When an object is dropped from some height, its velocity increases at a constant rate. In other words, when an object is dropped from some height, a uniform acceleration is produced in it by the gravitational pull of the earth and this acceleration due to gravity is denoted by letter ' g' .Thus, acceleration due to gravity , g = 9.8 `(m)/(s^2)`.

When a body is dropped freely, it falls with an acceleration of 9.8 `(m)/(s^2)` and when a body is thrown vertically upwards, it undergoes retardation of 9.8 `(m)/(s^2)` . This is the value of acceleration due to gravity.

- Acceleration due to gravity (g) does not depend on the Mass of a body.
- The laws of motion for freely falling bodies - the acceleration 'a' is changed to 'g' and distance 's' is changed to height 'h'

(i) v = u +at changes to v = u + gt

(ii) s = ut + `(1)/(2)` at^{2} changes to h = ut + `(1)/(2)` gt^{2}

(iii) v ^{2} = u^{2 }+ 2as changes to v^{2} = u^{2} + 2gh

These are the equations for acceleration due to gravity. The acceleration can be found with the help of the acceleration due to gravity formulas.

We should remember the following points to solve numerical problems based on freely falling objects:

- The acceleration due of gravity of earth (g) is always taken as negative and written with a minus sign (irrespective of whether a body is thrown upwards or it falls downwards)
- When a body is dropped freely from a height , its initial velocity 'u' is zero
- When a body is thrown vertically upwards, its final velocity 'v' becomes zero
- The time taken by a body to rise to the height point is equal top the time taken to fall from the same height.
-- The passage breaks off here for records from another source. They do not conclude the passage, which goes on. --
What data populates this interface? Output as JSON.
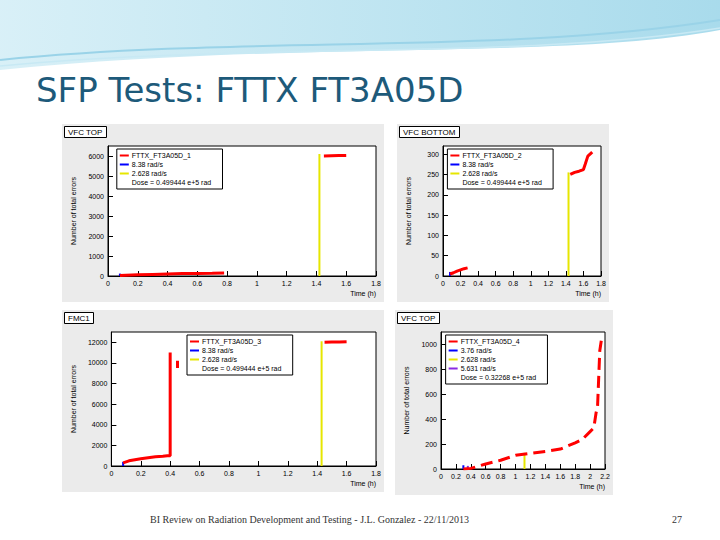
{
  "slide": {
    "title": "SFP Tests: FTTX FT3A05D",
    "footer": "BI Review on Radiation Development and Testing - J.L. Gonzalez - 22/11/2013",
    "page": 27
  },
  "chart_data": [
    {
      "type": "line",
      "title": "VFC TOP",
      "xlabel": "Time (h)",
      "ylabel": "Number of total errors",
      "xlim": [
        0,
        1.8
      ],
      "xticks": [
        0,
        0.2,
        0.4,
        0.6,
        0.8,
        1,
        1.2,
        1.4,
        1.6,
        1.8
      ],
      "ylim": [
        0,
        6500
      ],
      "yticks": [
        0,
        1000,
        2000,
        3000,
        4000,
        5000,
        6000
      ],
      "grid": false,
      "legend": "top",
      "annotations": [
        "Dose = 0.499444 e+5 rad"
      ],
      "series": [
        {
          "name": "FTTX_FT3A05D_1",
          "color": "#ff0000",
          "x": [
            0.08,
            0.12,
            0.2,
            0.3,
            0.4,
            0.5,
            0.6,
            0.7,
            0.78,
            1.0,
            1.45,
            1.5,
            1.55,
            1.6
          ],
          "values": [
            20,
            40,
            60,
            80,
            100,
            120,
            130,
            140,
            150,
            null,
            6000,
            6010,
            6020,
            6030
          ]
        },
        {
          "name": "8.38 rad/s",
          "color": "#0000ff",
          "x": [
            0.08,
            0.08
          ],
          "values": [
            0,
            120
          ]
        },
        {
          "name": "2.628 rad/s",
          "color": "#e6e600",
          "x": [
            1.42,
            1.42
          ],
          "values": [
            0,
            6100
          ]
        }
      ]
    },
    {
      "type": "line",
      "title": "VFC BOTTOM",
      "xlabel": "Time (h)",
      "ylabel": "Number of total errors",
      "xlim": [
        0,
        1.8
      ],
      "xticks": [
        0,
        0.2,
        0.4,
        0.6,
        0.8,
        1,
        1.2,
        1.4,
        1.6,
        1.8
      ],
      "ylim": [
        0,
        320
      ],
      "yticks": [
        0,
        50,
        100,
        150,
        200,
        250,
        300
      ],
      "grid": false,
      "legend": "top",
      "annotations": [
        "Dose = 0.499444 e+5 rad"
      ],
      "series": [
        {
          "name": "FTTX_FT3A05D_2",
          "color": "#ff0000",
          "x": [
            0.08,
            0.12,
            0.16,
            0.2,
            0.24,
            0.28,
            0.9,
            1.45,
            1.5,
            1.55,
            1.6,
            1.62,
            1.65,
            1.7
          ],
          "values": [
            5,
            8,
            12,
            15,
            18,
            20,
            null,
            250,
            255,
            258,
            262,
            275,
            295,
            305
          ]
        },
        {
          "name": "8.38 rad/s",
          "color": "#0000ff",
          "x": [
            0.08,
            0.08
          ],
          "values": [
            0,
            10
          ]
        },
        {
          "name": "2.628 rad/s",
          "color": "#e6e600",
          "x": [
            1.43,
            1.43
          ],
          "values": [
            0,
            255
          ]
        }
      ]
    },
    {
      "type": "line",
      "title": "FMC1",
      "xlabel": "Time (h)",
      "ylabel": "Number of total errors",
      "xlim": [
        0,
        1.8
      ],
      "xticks": [
        0,
        0.2,
        0.4,
        0.6,
        0.8,
        1,
        1.2,
        1.4,
        1.6,
        1.8
      ],
      "ylim": [
        0,
        13000
      ],
      "yticks": [
        0,
        2000,
        4000,
        6000,
        8000,
        10000,
        12000
      ],
      "grid": false,
      "legend": "top",
      "annotations": [
        "Dose = 0.499444 e+5 rad"
      ],
      "series": [
        {
          "name": "FTTX_FT3A05D_3",
          "color": "#ff0000",
          "x": [
            0.08,
            0.12,
            0.16,
            0.2,
            0.25,
            0.3,
            0.35,
            0.38,
            0.4,
            0.4,
            0.42,
            0.45,
            0.45,
            1.0,
            1.45,
            1.5,
            1.55,
            1.6
          ],
          "values": [
            300,
            500,
            600,
            700,
            800,
            900,
            950,
            1000,
            1000,
            11000,
            null,
            9500,
            10200,
            null,
            12000,
            12020,
            12040,
            12060
          ]
        },
        {
          "name": "8.38 rad/s",
          "color": "#0000ff",
          "x": [
            0.08,
            0.08
          ],
          "values": [
            0,
            400
          ]
        },
        {
          "name": "2.628 rad/s",
          "color": "#e6e600",
          "x": [
            1.43,
            1.43
          ],
          "values": [
            0,
            12100
          ]
        }
      ]
    },
    {
      "type": "line",
      "title": "VFC TOP",
      "xlabel": "Time (h)",
      "ylabel": "Number of total errors",
      "xlim": [
        0,
        2.2
      ],
      "xticks": [
        0,
        0.2,
        0.4,
        0.6,
        0.8,
        1,
        1.2,
        1.4,
        1.6,
        1.8,
        2,
        2.2
      ],
      "ylim": [
        0,
        1100
      ],
      "yticks": [
        0,
        200,
        400,
        600,
        800,
        1000
      ],
      "grid": false,
      "legend": "top",
      "annotations": [
        "Dose = 0.32268 e+5 rad"
      ],
      "series": [
        {
          "name": "FTTX_FT3A05D_4",
          "color": "#ff0000",
          "line_style": "dashed",
          "x": [
            0.3,
            0.4,
            0.6,
            0.8,
            1.0,
            1.2,
            1.4,
            1.6,
            1.7,
            1.8,
            1.9,
            2.0,
            2.05,
            2.08,
            2.1,
            2.12,
            2.13,
            2.15
          ],
          "values": [
            0,
            5,
            40,
            70,
            110,
            125,
            140,
            160,
            185,
            210,
            240,
            300,
            330,
            450,
            500,
            800,
            950,
            1030
          ]
        },
        {
          "name": "3.76 rad/s",
          "color": "#0000ff",
          "x": [
            0.3,
            0.3
          ],
          "values": [
            0,
            30
          ]
        },
        {
          "name": "2.628 rad/s",
          "color": "#e6e600",
          "x": [
            1.12,
            1.12
          ],
          "values": [
            0,
            130
          ]
        },
        {
          "name": "5.631 rad/s",
          "color": "#8a2be2",
          "x": [
            0.36,
            0.36
          ],
          "values": [
            0,
            25
          ]
        }
      ]
    }
  ]
}
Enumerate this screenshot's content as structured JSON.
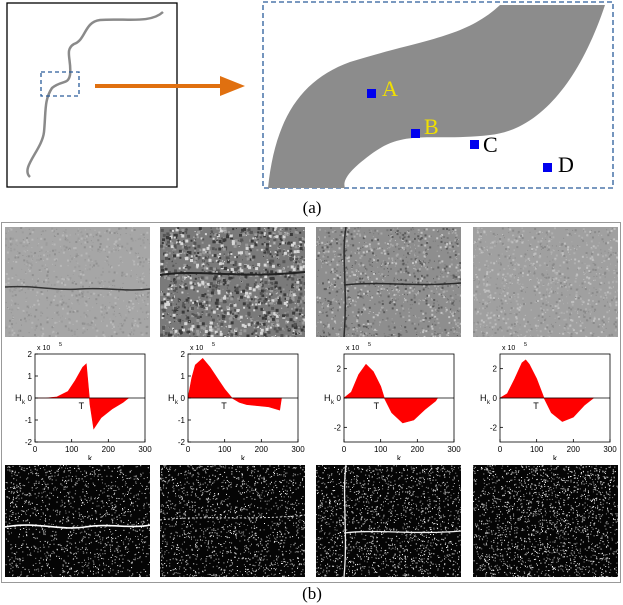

My Upcoming post is on **Center of Mass vs Center of Gravity** keep checking my blogs.

Listed below are some of the examples on acceleration due to gravity.

**Example 1:**

To estimate the height of the bridge over a river, a stone is dropped freely in the river from the bridge. The stone takes 2 seconds to touch the water surface in the river. Calculate the height of the bridge from the water level (g = 9.8 `(m)/(s^2)` )

**Solution:**

The stone is being dropped freely from rest, so the initial velocity of the stone is u = 0.

The acceleration due to gravity g is taken as negative and written with a minus sign

Initial velocity of stone, u = 0

Acceleration due to gravity, g = - 9.8 `(m)/(s^2)` .

Time taken, t = 2 sec

To find the height of the bridge h="?

The height is given by the formula h = ut + `(1)/(2)` gt^{2}

Plugging in the values, we calculate the height

h^{ }= 0 * 2 + `(1)/(2)` (-9.8 )(2)^{2}

h = - `(1)/(2)` * 9.8 * 4 = - 19.6 m

Thus, the height of the bridge above the water level is 19.6 metres. The minus sign with the height shows that it is in the downward direction.

**Example 2:**

A ball is thrown up with a speed of 15 `(m)/(s)` . How high will it go before it begins to fall ? ( g="9.8" `(m)/(s^2)` ).

**Solution:**

Initial speed of ball, u = 15 `(m)/(s)`

Final speed of ball , v = 0 ( The ball stops)

Acceleration due to gravity g = - 9.8 `(m)/(s^2)` .

We need to find the height.

Formula used is v^{2} = u^{2}+ 2gh

Plugging in all the values, we get

v^{2} = u^{2}+ 2gh

(0)^{2} = (15)^{2} + 2(-9.8)h

0 = 225 -19.6 h

19.6 h = 225

h = `(225)/(19.6)` = 11.4 m

Having problem with **definition of angular momentum** keep reading my upcoming posts, i will try to help you.

**Example 3:**

A cricket ball is dropped from a height of 20 metres.

(a) Calculate the speed of the ball when it hits the ground

(b) Calculate the time it takes to fall through this height (g = 10 `(m)/(s^2)` .)

**Solution:**

Initial speed u = 0

Acceleration due to gravity = 10`(m)/(s^2)` .

Height, h = 20 m

We need to find the final speed v first

v^{2} = u^{2}+ 2gh

Plugging in all the values, we get

v^{2} = (0)^{2} + 2( -10) * 20

v^{2} = - 400 taking square roots on both sides

v = - `sqrt(400)`

v = -20 `(m)/(s)`

Thus, the speed of the cricket ball when it hits the ground is 20 metres per second.The minus sign with the speed shows that it is in the downward direction.

Now, we need to calculate the time taken t

Formula used is v = u + gt

Plugging in the values, we get

-20 = 0 + (-10) t

-20 = -10 t

10 t = 20

t = `(20)/(10)` = 2 s

Thus, the ball takes 2 second to fall from a height of 20 metres.